The economics of acquired knowledge(rev).
“Perfect adaptation to any environment is achieved by a total channeling of energies and vital force that amounts to a kind of static terminus for a creature. Even slight changes in the environment of the very well adjusted find them without any resource to mmet new challenge. Such is the plight of the representatives of ‘conventional wisdom’ in any society. Their entire stake of security and status is in a single form of acquired knowledge, so that innovation is for them not novelty but annihilation.“ (Marshall Mcluhan, Understanding Media, 69)
I’m sure this passage speaks to a lot of different people on a lot of different levels. I myself find it profoundly relatable to the deeply conservative musical environment I encountered during my conservatory/university years. Musicians coming of age in this time are faced with the challenge of having to enter into this environment and then deciding to what extent they will let the sightlines of their musical development be shaped by the demands placed on them by the environment. In a musician’s life of uncertain place or position, perfect adaptation to the institutionalized musical world can certainly have its appeal, and so the struggle for artistic development becomes the struggle for anticipating and realizing the ideologies of whatever professors and panels/committees/adjudicators to whom they’ll apply for conferral of legitimacy and status. And for those that go through it and do adapt, their position as a kind of musical leader will depend on the acquired values and conventions which were the product of that adaptation. Naturally such a person will be quite hostile to any kind of innovation or change, for it will amount to the renunciation of precisely that accrued ‘knowledge’ which is the foundation of their claim to musical merit. Those panels and committees aggressively promote shared values, as anyone coming up in the academic music world can attest.
A person can become so preoccupied with optimal functioning within this environment so as to really have no aspirations or direction, or even value (if I may be a little unkind) apart from it. What is an artist really if not an expeditionary? There’s a Kafka parable which gets right at the heart of it, the one where the people have a choice to be kings or else to be couriers of kings. They all choose to be couriers and so go around shouting meaningless messages to each other.

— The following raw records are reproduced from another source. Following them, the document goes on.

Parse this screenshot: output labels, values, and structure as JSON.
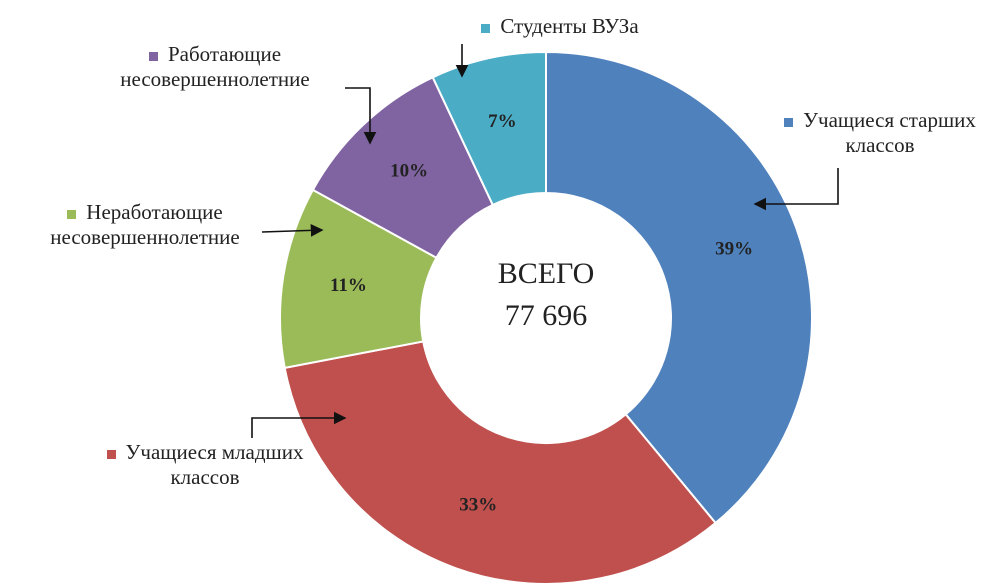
{
  "chart_data": {
    "type": "donut",
    "center_title": "ВСЕГО",
    "center_total": {
      "value": 77696,
      "label": "77 696"
    },
    "series": [
      {
        "name": "Учащиеся старших классов",
        "color": "#4f81bd",
        "values": [
          39
        ],
        "value_labels": [
          "39%"
        ]
      },
      {
        "name": "Учащиеся младших классов",
        "color": "#c0504d",
        "values": [
          33
        ],
        "value_labels": [
          "33%"
        ]
      },
      {
        "name": "Неработающие несовершеннолетние",
        "color": "#9bbb59",
        "values": [
          11
        ],
        "value_labels": [
          "11%"
        ]
      },
      {
        "name": "Работающие несовершеннолетние",
        "color": "#8064a2",
        "values": [
          10
        ],
        "value_labels": [
          "10%"
        ]
      },
      {
        "name": "Студенты ВУЗа",
        "color": "#4bacc6",
        "values": [
          7
        ],
        "value_labels": [
          "7%"
        ]
      }
    ]
  }
}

Economics is a good word for it, It’s a bit like investing in stock, if everyone invests in something it has great value, if people stop investing in it then the holders find themselves with very little. I encountered this when I started to study 18th and 19th century performance practice and learned that many of the performance conventions that overwhelmingly predominate in our time are based in habits that formed around the mid-point of this century, and seem not to resemble much of what we can know about the musical cultures in which these classical works were spawned. Naturally, those venerable professors whose sole source of acquired knowledge rests in the perfect absorption of mid-century performing conventions are incredibly hostile to such sentiments, or to any suggestion that we (the people) should stray the slightest bit from prescribed and collectively accepted performance concepts. Of course, predictably a new economy has sprung up around the acquired knowledge of performance practice, with values just as deeply conservative as any more traditional conservatory example.
It’s why so many people admire Bob Dylan actually, the quintessential example of avoiding at all cost any kind of static terminus. How does the song go…. “you must leave now, take what you need, you think will last.” The kind of adaptation Mcluhan talks about precludes the possibility of any thought of “leaving.” In a letter to Milton Babbitt I found myself saying “I realize I’m speaking to the original Magi captain himself.” Gosh, we need people like this!